On November 7, the IBUB/UB-CIBERER Mini Symposium on Genetic Rare Diseases was held in Barcelona.
In a face-to-face and online format, four speakers have walked the path from the patient affected by a rare disease, who is visited by clinical experts in search of a diagnosis (Merche Serrano, Hospital Sant Joan de Déu and CIBERER), to the testing of new specific drugs for rare diseases (Pascual Sanz, IBV-CSIC and CIBERER), through genetic testing based on massive sequencing, the act of genetic counseling to patients and families (Marta Codina; IR Vall d’Hebron), and basic research on the molecular pathology underlying the mutations causing these rare diseases (Isaac Canals, Lund Stem Cell Center, Sweden). Four brilliant and didactic talks that have enlightened and inspired an audience mainly represented by young researchers in training.

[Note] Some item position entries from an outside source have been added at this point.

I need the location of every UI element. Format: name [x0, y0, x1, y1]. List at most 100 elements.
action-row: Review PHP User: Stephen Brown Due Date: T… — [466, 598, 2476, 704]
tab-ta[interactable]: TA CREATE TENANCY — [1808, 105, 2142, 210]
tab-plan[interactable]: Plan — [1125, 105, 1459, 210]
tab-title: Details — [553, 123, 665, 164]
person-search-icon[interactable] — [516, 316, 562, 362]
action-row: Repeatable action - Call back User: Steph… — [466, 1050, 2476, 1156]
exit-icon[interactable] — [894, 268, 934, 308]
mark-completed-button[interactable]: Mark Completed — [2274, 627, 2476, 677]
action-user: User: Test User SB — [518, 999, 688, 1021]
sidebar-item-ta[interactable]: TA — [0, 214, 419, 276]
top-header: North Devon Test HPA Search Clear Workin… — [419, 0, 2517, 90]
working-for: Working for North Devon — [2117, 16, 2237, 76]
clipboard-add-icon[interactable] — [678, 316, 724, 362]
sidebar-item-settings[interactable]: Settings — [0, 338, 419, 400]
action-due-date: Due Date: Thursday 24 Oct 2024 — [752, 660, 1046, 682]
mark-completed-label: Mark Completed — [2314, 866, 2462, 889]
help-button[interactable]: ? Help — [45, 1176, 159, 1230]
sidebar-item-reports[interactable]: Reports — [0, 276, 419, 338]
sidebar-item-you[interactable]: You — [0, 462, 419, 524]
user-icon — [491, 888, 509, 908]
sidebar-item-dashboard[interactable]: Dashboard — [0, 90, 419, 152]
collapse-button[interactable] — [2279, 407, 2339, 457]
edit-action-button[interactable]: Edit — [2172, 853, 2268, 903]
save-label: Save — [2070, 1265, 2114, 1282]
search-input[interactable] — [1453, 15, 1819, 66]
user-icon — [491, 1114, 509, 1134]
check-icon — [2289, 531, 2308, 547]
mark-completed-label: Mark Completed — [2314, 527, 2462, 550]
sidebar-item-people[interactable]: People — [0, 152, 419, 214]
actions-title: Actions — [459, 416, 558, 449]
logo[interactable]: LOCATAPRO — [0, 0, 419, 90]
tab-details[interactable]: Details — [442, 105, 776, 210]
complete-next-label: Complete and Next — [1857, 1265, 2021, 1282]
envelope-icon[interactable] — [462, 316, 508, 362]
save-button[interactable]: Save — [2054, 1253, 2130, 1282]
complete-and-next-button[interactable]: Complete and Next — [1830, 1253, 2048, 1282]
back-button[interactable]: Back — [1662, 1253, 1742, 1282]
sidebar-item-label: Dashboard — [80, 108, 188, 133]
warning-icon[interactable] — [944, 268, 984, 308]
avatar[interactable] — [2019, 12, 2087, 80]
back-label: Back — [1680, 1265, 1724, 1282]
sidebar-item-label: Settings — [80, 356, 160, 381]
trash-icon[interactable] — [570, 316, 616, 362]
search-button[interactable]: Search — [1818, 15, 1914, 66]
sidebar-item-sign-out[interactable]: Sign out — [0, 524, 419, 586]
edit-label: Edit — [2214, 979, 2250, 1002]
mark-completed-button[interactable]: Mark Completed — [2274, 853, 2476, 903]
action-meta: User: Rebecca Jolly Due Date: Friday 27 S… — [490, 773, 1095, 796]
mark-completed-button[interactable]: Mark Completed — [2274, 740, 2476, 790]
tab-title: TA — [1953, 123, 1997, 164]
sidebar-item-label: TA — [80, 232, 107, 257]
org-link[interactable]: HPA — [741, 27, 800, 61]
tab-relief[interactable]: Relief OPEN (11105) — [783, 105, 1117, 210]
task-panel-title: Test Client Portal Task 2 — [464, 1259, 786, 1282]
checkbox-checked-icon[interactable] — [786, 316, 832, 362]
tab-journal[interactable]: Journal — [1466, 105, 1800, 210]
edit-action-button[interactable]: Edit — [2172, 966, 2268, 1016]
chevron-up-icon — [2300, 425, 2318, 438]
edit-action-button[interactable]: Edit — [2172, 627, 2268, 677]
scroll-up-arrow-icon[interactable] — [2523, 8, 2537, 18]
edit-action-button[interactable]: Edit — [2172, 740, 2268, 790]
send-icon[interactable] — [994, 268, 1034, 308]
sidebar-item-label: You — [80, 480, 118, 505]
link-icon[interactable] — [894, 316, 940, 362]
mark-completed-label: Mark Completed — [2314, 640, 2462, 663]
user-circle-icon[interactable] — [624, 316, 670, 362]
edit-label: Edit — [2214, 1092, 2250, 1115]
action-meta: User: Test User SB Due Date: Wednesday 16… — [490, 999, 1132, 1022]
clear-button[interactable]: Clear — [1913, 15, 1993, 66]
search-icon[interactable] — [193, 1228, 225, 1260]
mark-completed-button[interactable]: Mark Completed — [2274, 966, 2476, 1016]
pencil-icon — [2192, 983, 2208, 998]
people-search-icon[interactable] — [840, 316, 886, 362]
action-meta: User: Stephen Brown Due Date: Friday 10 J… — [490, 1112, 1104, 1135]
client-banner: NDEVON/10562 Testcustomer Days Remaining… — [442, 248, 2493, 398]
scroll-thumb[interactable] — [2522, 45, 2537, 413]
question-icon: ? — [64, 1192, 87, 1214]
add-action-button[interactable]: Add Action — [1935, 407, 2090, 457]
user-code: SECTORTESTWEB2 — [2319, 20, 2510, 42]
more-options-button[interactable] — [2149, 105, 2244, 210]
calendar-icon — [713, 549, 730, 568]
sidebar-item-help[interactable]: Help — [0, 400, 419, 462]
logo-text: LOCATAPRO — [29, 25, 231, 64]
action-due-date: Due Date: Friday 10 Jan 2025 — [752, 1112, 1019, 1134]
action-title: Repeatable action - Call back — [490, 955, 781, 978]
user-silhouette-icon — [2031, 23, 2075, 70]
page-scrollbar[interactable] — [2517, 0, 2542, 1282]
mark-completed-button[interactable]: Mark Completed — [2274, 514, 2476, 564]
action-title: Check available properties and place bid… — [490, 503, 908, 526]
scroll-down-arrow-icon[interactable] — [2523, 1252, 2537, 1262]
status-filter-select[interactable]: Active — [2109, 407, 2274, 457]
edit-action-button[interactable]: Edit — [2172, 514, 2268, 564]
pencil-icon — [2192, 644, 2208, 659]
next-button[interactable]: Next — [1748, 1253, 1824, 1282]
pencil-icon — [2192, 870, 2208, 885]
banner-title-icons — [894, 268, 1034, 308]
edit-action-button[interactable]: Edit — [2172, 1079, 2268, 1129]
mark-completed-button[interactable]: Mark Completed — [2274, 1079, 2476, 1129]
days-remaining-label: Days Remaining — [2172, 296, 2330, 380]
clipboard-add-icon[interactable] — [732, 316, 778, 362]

Some of the messages we took home included the importance of microphenotyping and the correct adaptation of protocols and scales to measure phenotypes in pediatric patients; the enormous task of exome reanalysis, given the increasing number of unresolved exomes; the difficulty of VUS (variants of uncertain significance) and unsolicited findings in informed consent and genetic counseling; the advantages of prime editing over conventional CRISPR/Cas9 editing to generate isogenic patient-control iPSCs and new findings on neural pathophysiology of Gaucher disease obtained from brain organoids; the correct definition of orphan drug, its important advantages in addressing the therapy of rare diseases and how a good knowledge of the pathophysiology of the disease allows us to select those drugs that can potentially benefit patients.
The symposium, organized by CIBERER, IBUB and IRSJD researchers Roser Corominas, Gemma Marfany, Kelly Rabionet and Susanna Balcells, was held at the Faculty of Biology of the University of Barcelona and could also be followed online. In fact, one of the four speakers gave his lecture remotely.